Governance is another barrier. Data are fragmented across platforms and distributors, and firms are cautious about how signals should be interpreted and what actions are appropriate. The more robust use case is triage and engagement, not market timing. Detect where anxiety is building, then respond with clearer framing and guardrails that reduce avoidable, stress-driven selling. Crucially, this works best when behavioural signals are interpreted through a structured framework, rather than inferred loosely from raw activity data.
Q: If disclosure rarely changes behaviour, what actually improves investor decision-making, and what is the industry still getting wrong?
A: What works is decision support that makes good behaviour easier at the moment it matters. That includes simple decision prosthetics such as contribution plans, pre-committed rebalancing rules, and a sensible monitoring cadence that does not create panic. The industry still overinvests in static disclosure and underinvests in the ongoing investor journey. It is also too tolerant of underinvestment and persistent cash drag.
Long-term investing relies on sustained exposure to productive assets; repeatedly waiting for certainty usually means missing compounding. Personalised engagement can help here, but it needs to be grounded in measurable behavioural traits rather than surface-level segmentation. Without structured behavioural diagnosis, personalisation risks becoming guesswork rather than disciplined design.
“The costliest behavioural failure is often not panic selling, but cash drag.”
Q: Should asset managers design portfolios around investor behaviour as much as market risk to prevent panic selling during drawdowns?
A: They should design and communicate with behaviour in mind, but the objective is not de-risking. If anything, the larger behavioural problem is people holding too much cash for too long and failing to take appropriate risks. The aim is to help investors hold the right level of risk through drawdowns, not to eliminate drawdowns.
A key distinction is between financial liquidity and emotional liquidity.

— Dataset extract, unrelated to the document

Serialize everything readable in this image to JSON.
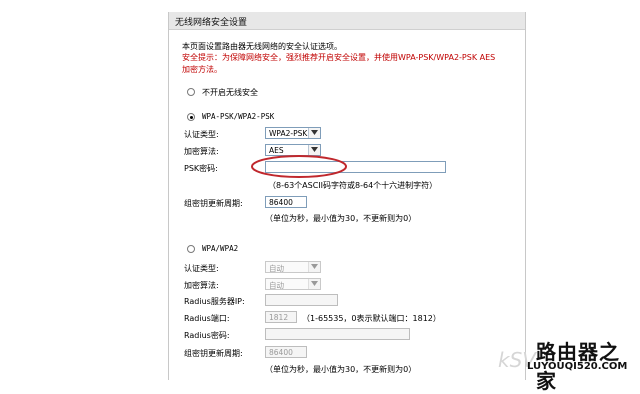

Panic selling near market lows is often driven by anxiety rather than immediate spending needs. Portfolios can vary on non-risk characteristics that shape comfort and stickiness, such as smoothing, income emphasis, liquidity feel, active versus passive orientation, and sustainability alignment. Matching those characteristics to measurable behavioural profiles, and clearly explaining why a portfolio fits the individual can materially reduce harmful switching without altering the underlying long-term allocation.
Q: Behavioural nudges can improve outcomes. Where is the line between fiduciary responsibility and paternalism?
A: The useful framing is engagement-centric design. Firms will shape behaviour whether they intend to or not, so the question is whether that design is aligned with the investor’s interests, transparent and easy to override. Asymmetric paternalism provides a practical boundary: build guardrails that materially help those most likely to make costly mistakes, while imposing minimal burden on those who would choose differently.
In practice, that includes defaults that support long-term investing, clear warnings about consequences, and speed bumps for irreversible actions taken in moments of stress, all with straightforward opt-outs. The red line is hidden steering or exploiting vulnerability for commercial benefit. As personalisation becomes more powerful, particularly through AI-driven systems, governance, auditability, and explainability become central to maintaining trust and ensuring that engagement remains supportive rather than manipulative.